Einfach mal weggeradelt

Diana Schmidt und Patric Montag passierten auf ihrer Reise auch die Einfahrt zum umstrittenen Kashmir Gebiet/Pakistan. Fotos: Patric Montag

Chemnitzer Paar ist nach Fahrrad-Weltreise zurück in der Heimat

Als Diana Schmidt und Patric Montag am Freitag (7. Juli) mit dem Fahrrad um 16 Uhr in die Paul-Spiegel-Straße einbogen, war die Freude bei Familie und Freunden über die Ankunft der beiden groß. Drei Jahre, 34.000 Kilometer und 20 Länder – das Chemnitzer Pärchen hat es gewagt. Es ist einfach mal so weggeradelt. Immer Richtung Osten. Nach 1.054 Tagen kehrten die beiden nach ihrer Weltreise zurück nach Hause in ihre Heimat. Da, wo sie vor drei Jahren Job (Diana arbeitete als Pädagogin, Patric als Informatiker) und den alltäglichen Ballast hinter sich gelassen haben.

„Keine Rechnungen, keine Verpflichtungen, nur die Dinge, welche man wirklich braucht. Alles ist viel simpler und entspannter.

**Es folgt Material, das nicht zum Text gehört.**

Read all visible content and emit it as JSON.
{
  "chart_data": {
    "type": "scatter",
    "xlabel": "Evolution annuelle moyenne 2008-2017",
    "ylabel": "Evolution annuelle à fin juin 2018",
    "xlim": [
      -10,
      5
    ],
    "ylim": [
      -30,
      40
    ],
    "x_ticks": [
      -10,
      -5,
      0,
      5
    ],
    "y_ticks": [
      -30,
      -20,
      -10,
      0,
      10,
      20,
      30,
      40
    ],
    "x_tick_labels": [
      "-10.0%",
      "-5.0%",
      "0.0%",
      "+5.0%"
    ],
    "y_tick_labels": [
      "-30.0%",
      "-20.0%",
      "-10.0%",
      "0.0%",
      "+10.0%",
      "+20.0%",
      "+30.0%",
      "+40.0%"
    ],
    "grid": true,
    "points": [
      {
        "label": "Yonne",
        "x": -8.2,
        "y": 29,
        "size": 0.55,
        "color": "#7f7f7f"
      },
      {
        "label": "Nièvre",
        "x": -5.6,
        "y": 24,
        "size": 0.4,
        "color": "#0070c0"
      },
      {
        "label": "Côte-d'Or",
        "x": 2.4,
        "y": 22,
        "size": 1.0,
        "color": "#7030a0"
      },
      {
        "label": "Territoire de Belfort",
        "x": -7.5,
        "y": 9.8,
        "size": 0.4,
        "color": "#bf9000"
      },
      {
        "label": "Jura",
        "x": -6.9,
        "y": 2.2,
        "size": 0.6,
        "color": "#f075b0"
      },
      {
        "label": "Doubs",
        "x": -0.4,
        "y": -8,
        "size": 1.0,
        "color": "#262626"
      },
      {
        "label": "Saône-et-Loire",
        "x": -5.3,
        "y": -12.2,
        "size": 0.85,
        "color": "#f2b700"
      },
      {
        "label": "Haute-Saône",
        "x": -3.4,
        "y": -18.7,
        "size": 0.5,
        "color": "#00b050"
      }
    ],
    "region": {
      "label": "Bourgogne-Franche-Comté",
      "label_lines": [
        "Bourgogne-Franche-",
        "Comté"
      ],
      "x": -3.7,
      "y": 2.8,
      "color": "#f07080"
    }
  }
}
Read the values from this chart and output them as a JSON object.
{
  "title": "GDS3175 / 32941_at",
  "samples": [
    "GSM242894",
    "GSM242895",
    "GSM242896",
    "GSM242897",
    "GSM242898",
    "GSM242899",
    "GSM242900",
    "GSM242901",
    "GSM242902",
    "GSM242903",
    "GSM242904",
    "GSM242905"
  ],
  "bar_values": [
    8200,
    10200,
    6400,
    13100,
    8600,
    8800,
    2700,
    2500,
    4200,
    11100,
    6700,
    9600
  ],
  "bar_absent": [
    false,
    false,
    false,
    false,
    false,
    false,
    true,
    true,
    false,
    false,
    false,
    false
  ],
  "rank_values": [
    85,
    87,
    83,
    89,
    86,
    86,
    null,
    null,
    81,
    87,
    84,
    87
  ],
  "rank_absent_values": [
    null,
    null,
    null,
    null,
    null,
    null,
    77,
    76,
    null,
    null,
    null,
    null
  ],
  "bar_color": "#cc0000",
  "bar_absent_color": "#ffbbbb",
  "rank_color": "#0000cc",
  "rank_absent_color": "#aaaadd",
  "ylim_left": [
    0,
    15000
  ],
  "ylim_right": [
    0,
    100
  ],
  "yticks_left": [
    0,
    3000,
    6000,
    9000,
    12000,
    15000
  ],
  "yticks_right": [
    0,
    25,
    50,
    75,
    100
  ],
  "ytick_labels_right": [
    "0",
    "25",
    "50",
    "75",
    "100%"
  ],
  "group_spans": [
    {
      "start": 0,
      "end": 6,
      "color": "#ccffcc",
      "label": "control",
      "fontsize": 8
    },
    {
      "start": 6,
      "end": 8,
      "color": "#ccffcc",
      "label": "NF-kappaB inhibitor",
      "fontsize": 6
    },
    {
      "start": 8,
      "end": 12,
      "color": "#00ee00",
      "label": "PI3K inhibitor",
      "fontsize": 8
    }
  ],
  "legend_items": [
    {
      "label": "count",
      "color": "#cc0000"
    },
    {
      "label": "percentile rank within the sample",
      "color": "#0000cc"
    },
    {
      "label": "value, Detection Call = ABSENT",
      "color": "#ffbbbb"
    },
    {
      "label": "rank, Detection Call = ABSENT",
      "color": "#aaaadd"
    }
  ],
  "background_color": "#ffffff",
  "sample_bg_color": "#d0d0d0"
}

Man kann einfach auf Körper und Geist hören.”

Zitat aus dem Reiseblog (www.weggeradelt.de).

Ankunft in Chemnitz – WochenENDspiegel war dabei

Ein emotionaler Moment für alle, die bei der großen Willkommensfeier dabei waren, zu der Patrics Brüder eingeladen hatten, darunter auch sein zweijähriger Neffe Levi, den der 38-Jährige nun endlich kennenlernen durfte. „Er war geboren, da waren die zwei schon weg“, sagt Bruder Christoph Montag, dessen Freude mindestens genauso riesig ist wie das Gepäck an Eindrücken, das die zwei zurückgekehrten Abenteurer auf ihrem Weg von Deutschland über Griechenland bis nach Pakistan und Indien mitgebracht haben. Ihre Erlebnisse der Weltreise erzählen Sie WochenENDspiegel im Gespräch.

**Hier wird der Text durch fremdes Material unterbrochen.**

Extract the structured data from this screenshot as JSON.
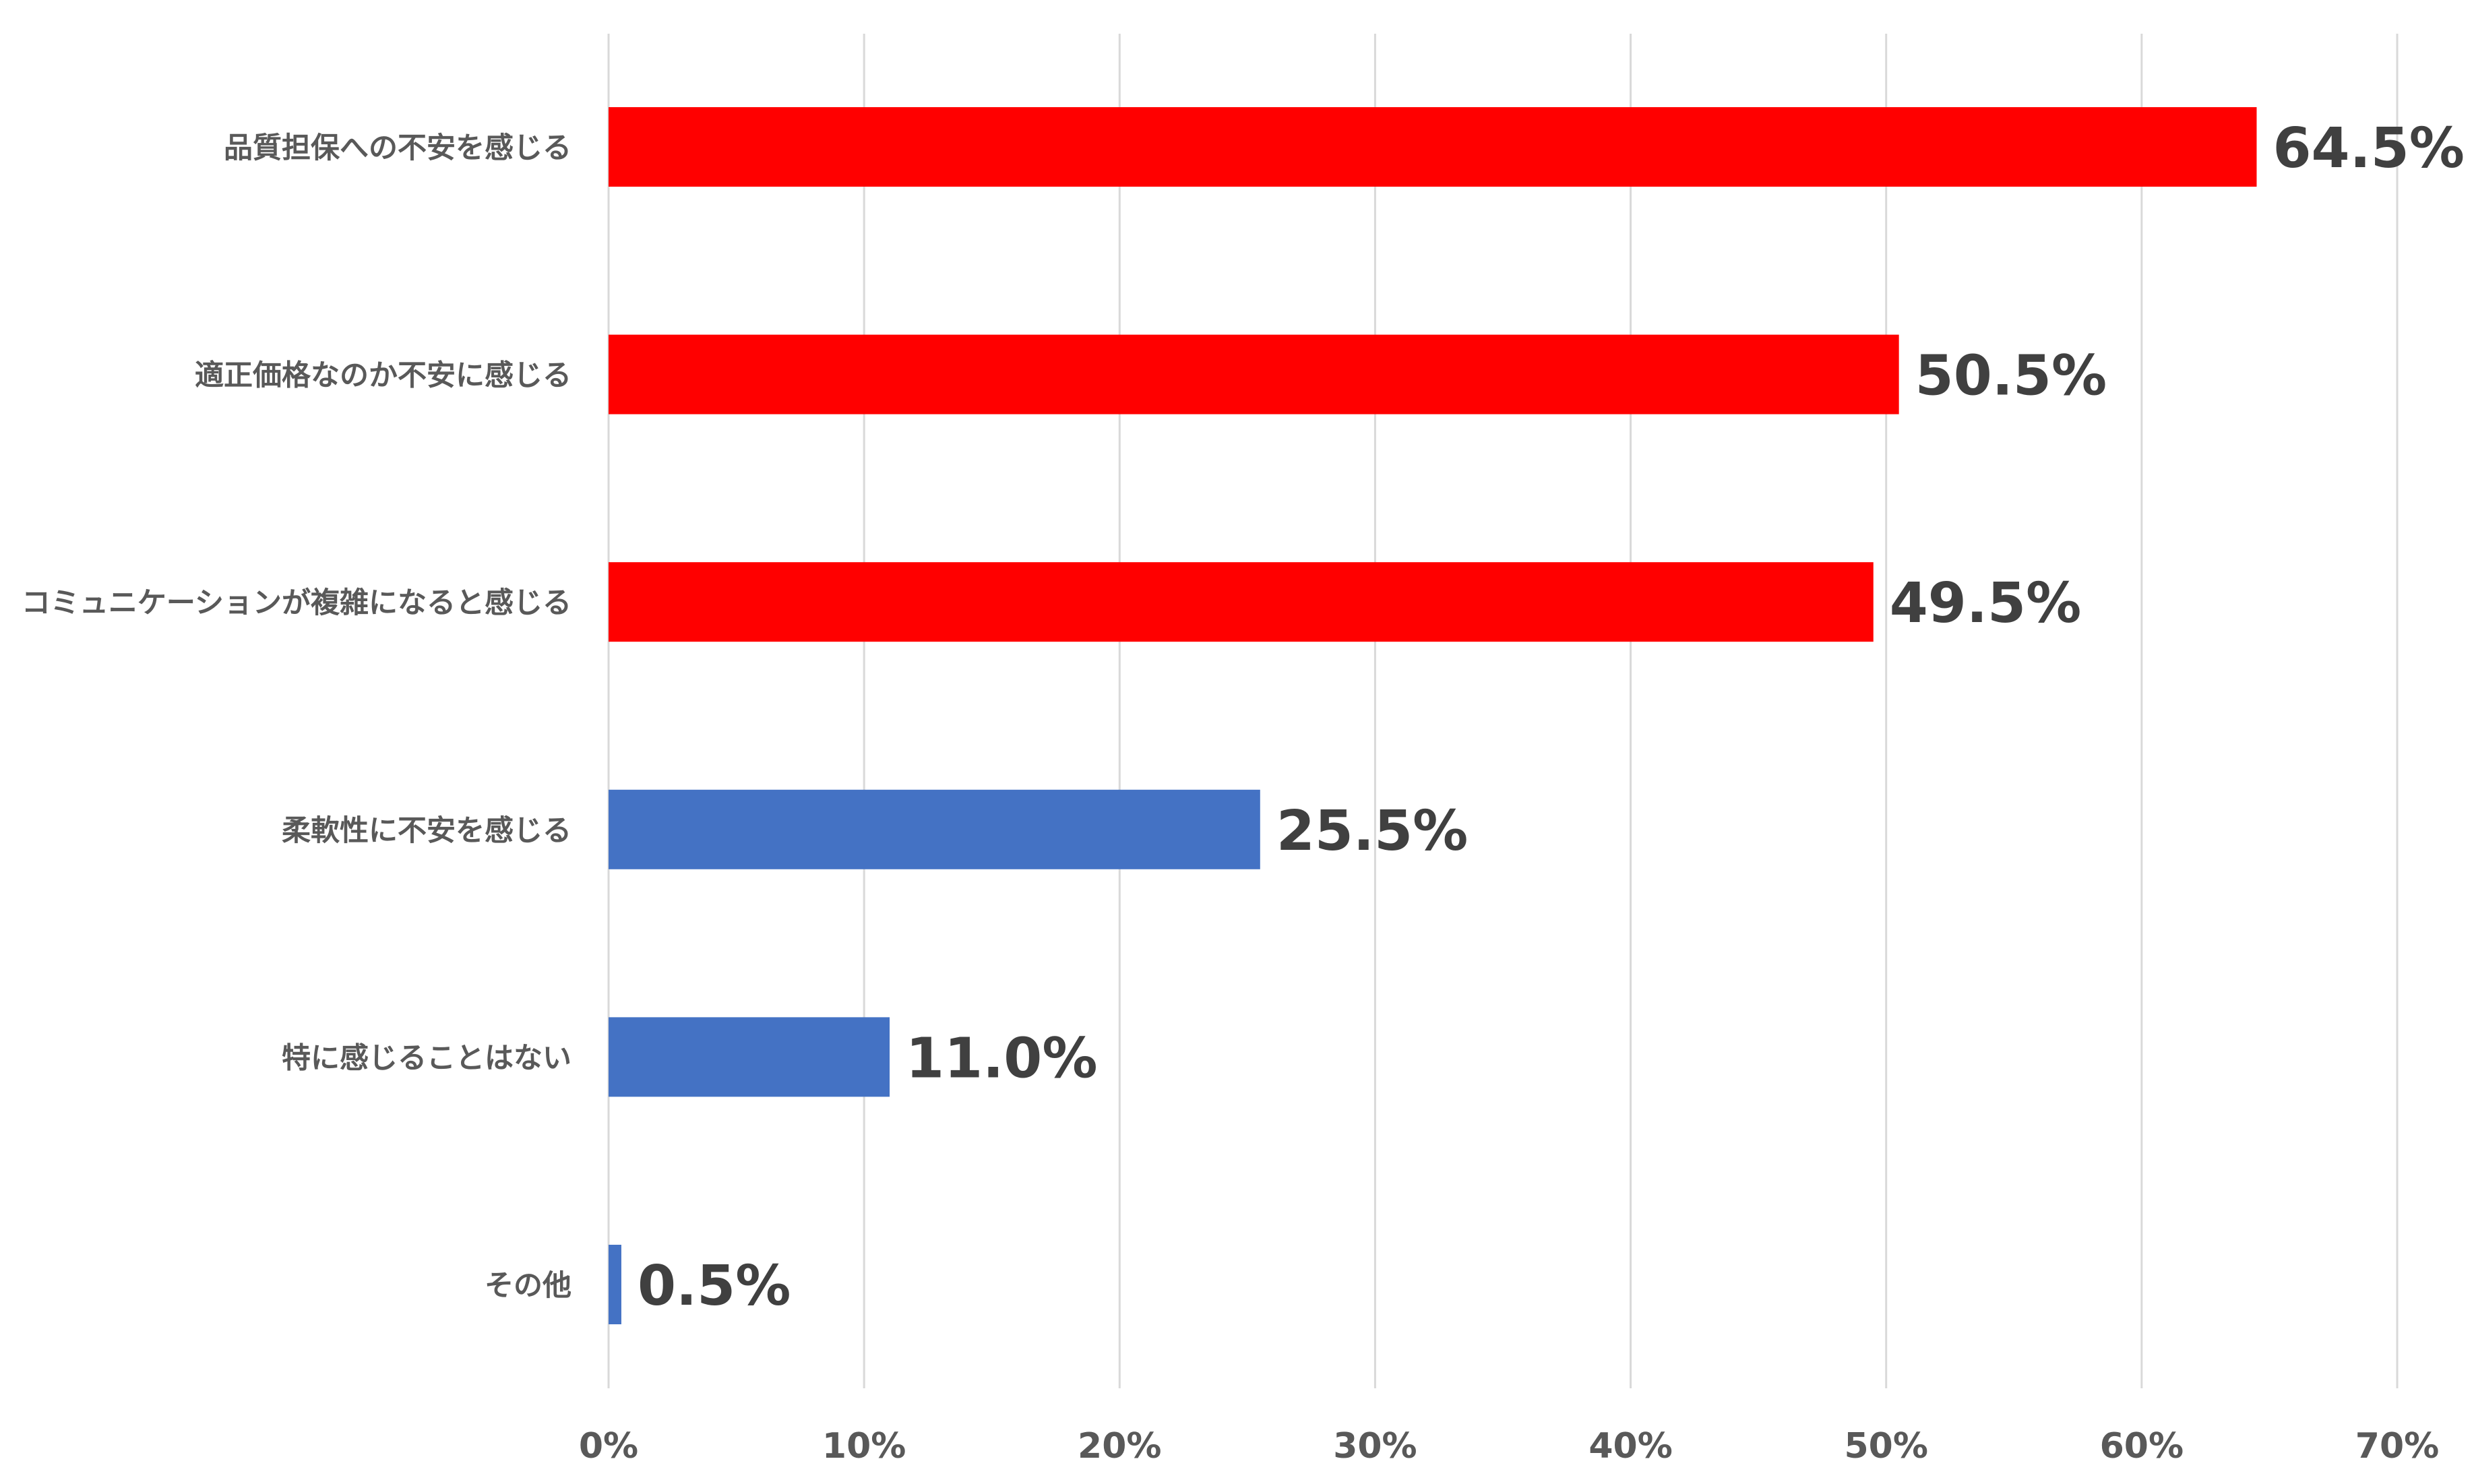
{
  "chart_data": {
    "type": "bar",
    "orientation": "horizontal",
    "categories": [
      "品質担保への不安を感じる",
      "適正価格なのか不安に感じる",
      "コミュニケーションが複雑になると感じる",
      "柔軟性に不安を感じる",
      "特に感じることはない",
      "その他"
    ],
    "values": [
      64.5,
      50.5,
      49.5,
      25.5,
      11.0,
      0.5
    ],
    "data_labels": [
      "64.5%",
      "50.5%",
      "49.5%",
      "25.5%",
      "11.0%",
      "0.5%"
    ],
    "bar_colors": [
      "#ff0000",
      "#ff0000",
      "#ff0000",
      "#4472c4",
      "#4472c4",
      "#4472c4"
    ],
    "xlim": [
      0,
      70
    ],
    "x_ticks": [
      0,
      10,
      20,
      30,
      40,
      50,
      60,
      70
    ],
    "x_tick_labels": [
      "0%",
      "10%",
      "20%",
      "30%",
      "40%",
      "50%",
      "60%",
      "70%"
    ],
    "grid": "vertical",
    "legend": "none",
    "title": "",
    "xlabel": "",
    "ylabel": ""
  }
}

Freitag, 7. Juli. 16 Uhr. Ankunft von Diana Schmidt und Patric Montag in Chemnitz-Schönau. Familien liegen sich in den Armen. Festgehalten auf einem Bild. Ein wohl ähnliches Bild zeichnete sich drei Jahre zuvor, als das Chemnitzer Paar im Juli 2020 zu ihrem wohl bislang größten gemeinsamen Abenteuer aufbrach. Eine Zeit, die beide noch enger verbunden hat.
Patric war bereits lange Zeit mit dem Fahrrad unterwegs. War gerade erst zurück von einer Neuseeland-Umrundung und wollte eine neue Reise antreten. Allein. Bis er Diana traf, sich in sie verliebte und sie fragte, ob sie nicht mitkommen wolle. Leicht fiel es der gelernten Pädagogin anfangs nicht, ihren Job zu kündigen, um mit dem Mann, den sie liebt, immer Richtung Osten zu radeln und zu schauen, wie weit sie kommen. „Ich habe mindestens ein halbes Jahr lang darüber nachgedacht“, so die 38-Jährige, die letztlich aber auf ihr Herz hörte. „Sowas erlebt man nicht jeden Tag. Ich schätze, ich hätte es bereut, wenn ich es nicht getan hätte“, erzählt sie.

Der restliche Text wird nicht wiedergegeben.